There are a range of factors which can put you at an increased risk of developing gum disease. There are a strong genetic factor, so if your parents have experienced gum disease, then try to take extra care of your teeth. If you have an especially sugary or acidic diet, then this can often contribute to the formation of plaque. An unhealthy diet can also increase your susceptibility to infections in general. There is a higher prevalence of gum disease in women, and often the hormonal changes experienced during puberty may cause girls' gums to become more susceptible to irritation.

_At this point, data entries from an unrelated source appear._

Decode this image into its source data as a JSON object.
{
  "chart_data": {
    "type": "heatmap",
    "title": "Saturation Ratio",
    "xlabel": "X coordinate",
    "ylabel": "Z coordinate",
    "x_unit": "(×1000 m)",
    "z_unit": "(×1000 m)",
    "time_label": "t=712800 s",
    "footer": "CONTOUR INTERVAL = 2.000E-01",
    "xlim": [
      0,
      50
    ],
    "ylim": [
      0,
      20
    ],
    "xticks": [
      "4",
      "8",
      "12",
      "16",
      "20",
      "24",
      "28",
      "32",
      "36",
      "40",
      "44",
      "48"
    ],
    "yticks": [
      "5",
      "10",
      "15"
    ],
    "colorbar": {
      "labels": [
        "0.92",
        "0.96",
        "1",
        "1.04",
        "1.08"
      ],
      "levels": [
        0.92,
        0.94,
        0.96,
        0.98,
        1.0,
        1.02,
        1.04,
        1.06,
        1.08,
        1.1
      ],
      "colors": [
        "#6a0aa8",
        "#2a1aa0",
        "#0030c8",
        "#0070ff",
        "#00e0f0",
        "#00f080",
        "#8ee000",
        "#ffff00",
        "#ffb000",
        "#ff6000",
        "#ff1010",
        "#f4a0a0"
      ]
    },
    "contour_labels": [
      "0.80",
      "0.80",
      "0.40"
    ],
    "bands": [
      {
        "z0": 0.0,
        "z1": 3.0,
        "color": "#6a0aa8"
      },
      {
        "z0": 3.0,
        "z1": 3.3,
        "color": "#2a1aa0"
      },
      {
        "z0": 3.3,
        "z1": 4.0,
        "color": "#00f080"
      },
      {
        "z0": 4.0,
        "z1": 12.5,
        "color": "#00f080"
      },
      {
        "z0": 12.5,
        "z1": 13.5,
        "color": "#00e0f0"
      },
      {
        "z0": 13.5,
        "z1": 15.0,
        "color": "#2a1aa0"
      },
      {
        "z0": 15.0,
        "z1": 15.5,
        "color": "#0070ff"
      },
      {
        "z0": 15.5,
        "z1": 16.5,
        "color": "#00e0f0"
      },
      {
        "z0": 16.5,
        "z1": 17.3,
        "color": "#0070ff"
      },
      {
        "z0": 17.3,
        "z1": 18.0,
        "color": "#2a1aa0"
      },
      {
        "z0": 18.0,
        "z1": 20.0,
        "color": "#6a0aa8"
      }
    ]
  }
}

One of the most common causes of gum problems however is tobacco. Smoking not only leads to increased staining from brown nicotine deposits but can also contribute to gum disease. This includes 'smokeless' tobacco products such as chewing tobacco.

There are varying degrees of gum disease, with the mildest form being gingivitis. If you do not regularly clean the plaque from your teeth and gums, it may harden into calculus, which is much harder to remove by brushing alone. Calculus, also known as tartar can attack the gum tissue causing a severe form of gum disease known as periodontitis. With this form of gum disease, your gums become weaker and allow bacteria to form, causing even more damage. If left unchecked this can even spread to the nearby bone structures and even cause tooth loss as well as bleeding.

Fortunately, there are a range of procedures your dentist can carry out to treat gum disease in all its stages. However, prevention is always better than the cure, so make sure to brush your teeth at least twice a day for two minutes and floss every time you brush. There are also a range of dental products on the market that can help combat the formation of plaque and calculus such as specialised mouthwashes.